Immunohistochemical study. IHC-assessment of the testicles of Group I compared with the norm revealed a significant increase in the number of immunopositive germ cells, mainly located in the adluminal compartment of the convoluted seminiferous tubules, stained with antibodies to the SARS-CoV-2 spike protein and nucleocapsid, which was more pronounced in the group of elderly and senile age (
Table 2,
Figure 2). A similar IHC pattern was observed in Leydig cells and endotheliocytes of peritubular blood vessels (
Table 2,
Figure 2).
In the group of COVID-19-positive patients, a significant increase in the number of IHC-stained ACE2 cells of the late stages of spermatogenesis was revealed compared to the control group, and the largest number of positive cells was detected in the cohort of patients of senile and elderly age (
Table 2,
Figure 2).
FISH study using confocal microscopy revealed immunolabeling for SARS-CoV-2 in the cytoplasm of spermatogenic cells located mainly in the adluminal compartment of the seminiferous tubules (
Figure 3).
4. Discussion
The present study is devoted to the immunohistochemical evaluation of impaired spermatogenesis after SARS-CoV-2 invasion into the testicles of men of different age groups.
The violation of the histoarchitectonics of the seminiferous tubules and signs of hypospermatogenesis found in all age groups indicate a decrease in the functional status in patients with COVID-19 infection.
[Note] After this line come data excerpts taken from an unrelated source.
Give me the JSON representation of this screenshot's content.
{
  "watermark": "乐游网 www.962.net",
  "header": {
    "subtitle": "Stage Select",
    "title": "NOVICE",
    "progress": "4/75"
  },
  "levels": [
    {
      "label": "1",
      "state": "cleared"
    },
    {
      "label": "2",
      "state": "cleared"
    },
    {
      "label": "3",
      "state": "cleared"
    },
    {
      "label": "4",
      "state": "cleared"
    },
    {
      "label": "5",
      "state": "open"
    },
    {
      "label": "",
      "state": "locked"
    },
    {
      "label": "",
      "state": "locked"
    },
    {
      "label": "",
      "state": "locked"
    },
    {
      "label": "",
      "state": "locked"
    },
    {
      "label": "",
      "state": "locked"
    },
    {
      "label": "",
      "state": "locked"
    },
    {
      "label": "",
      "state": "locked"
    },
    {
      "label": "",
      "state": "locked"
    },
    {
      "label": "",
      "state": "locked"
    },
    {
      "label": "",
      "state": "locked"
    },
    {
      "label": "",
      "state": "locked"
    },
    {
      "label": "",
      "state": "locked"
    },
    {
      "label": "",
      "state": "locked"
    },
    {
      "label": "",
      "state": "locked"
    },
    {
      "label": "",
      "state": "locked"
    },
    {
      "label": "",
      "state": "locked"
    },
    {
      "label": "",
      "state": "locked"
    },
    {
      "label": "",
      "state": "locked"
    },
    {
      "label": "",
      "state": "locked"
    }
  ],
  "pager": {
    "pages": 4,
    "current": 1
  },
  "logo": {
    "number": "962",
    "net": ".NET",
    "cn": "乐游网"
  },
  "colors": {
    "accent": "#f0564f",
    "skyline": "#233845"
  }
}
This occurs as a result of damage to the wall of blood vessels and inflammatory infiltration (viral orchitis). This leads to a decrease in the trophic function of the blood-testicular barrier due to thrombosis of blood vessels and ischemia [
13]. The predominance of lymphoid immunocompetent cells in micropreparations also confirms the viral origin of the observed inflammatory changes [
14]. Interestingly, the decrease in the number or absence of Sertoli cells in single senile men in Group I was accompanied by a deterioration in the morphological picture of viral orchitis. Given the role of Sertoli cells in the formation of the blood–testis barrier, a decrease in their number leads to a violation of the germinal function.
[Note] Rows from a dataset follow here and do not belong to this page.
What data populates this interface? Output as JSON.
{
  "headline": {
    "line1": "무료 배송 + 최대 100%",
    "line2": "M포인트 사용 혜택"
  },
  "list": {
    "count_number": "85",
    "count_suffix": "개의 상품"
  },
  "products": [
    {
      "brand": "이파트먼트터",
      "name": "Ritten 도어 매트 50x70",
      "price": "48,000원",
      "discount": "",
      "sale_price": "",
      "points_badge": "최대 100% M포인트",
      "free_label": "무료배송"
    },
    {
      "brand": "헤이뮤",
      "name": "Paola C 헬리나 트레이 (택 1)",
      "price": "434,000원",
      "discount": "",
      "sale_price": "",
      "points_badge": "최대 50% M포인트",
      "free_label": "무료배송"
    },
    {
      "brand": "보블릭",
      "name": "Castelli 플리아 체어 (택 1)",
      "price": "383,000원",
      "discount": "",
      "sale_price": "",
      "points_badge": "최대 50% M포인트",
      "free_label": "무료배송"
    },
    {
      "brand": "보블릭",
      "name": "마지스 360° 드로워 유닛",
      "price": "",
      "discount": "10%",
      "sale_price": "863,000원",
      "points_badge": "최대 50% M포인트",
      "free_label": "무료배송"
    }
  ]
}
An IHC study of testicular autopsies from COVID-19-positive patients revealed an increase in the number of S-protein- and nucleocapsid-positively stained germ cells, which indicates SARS-CoV-2 invasion into them. At the same time, the number of positive cells was significantly higher in elderly and senile people. This is due both to a gradual physiological decrease in the ability to reproduce and to a deterioration in the immune status of patients in this group [
15,
16].
It is known that the ACE2 receptor is one of the key ones through which SARS-CoV-2 penetrates into the host cell [
17]. In our study, an increase in the number of ACE2-positive germ cells was accompanied by a deterioration in the degree of hypospermatogenesis. In the group of patients with confirmed coronavirus infection older than 45 years, the decrease in spermatogenic function was more pronounced than in the cohort of young people, which is also associated with the peculiarities of physiological spermatogenesis [
16,
18].
In our study, Leydig cells immunostaining was found, the main function of which is the synthesis of testosterone. Thus, we can talk about the presence of direct and indirect mechanisms leading to disruption of spermatogenesis. The direct effect is associated with the invasion of SARS-CoV-2 into germ cells, and the indirect effect is a damaging effect on interstitial endocrinocytes. This leads to germinal and endocrine dysfunction.
The subject of further research should be the disclosure of the leading mechanisms of SARS-CoV-2 interaction with ACE2 receptors and its effect on the reproductive function of patients with COVID-19 infection.
Limitations. Despite the fact that a probable correlation between ACE and the degree of hypospermatogenesis was found, and also given the physiologically reduced spermatogenesis in elderly patients, this heterogeneous situation did not allow for a full-fledged objective statistical analysis.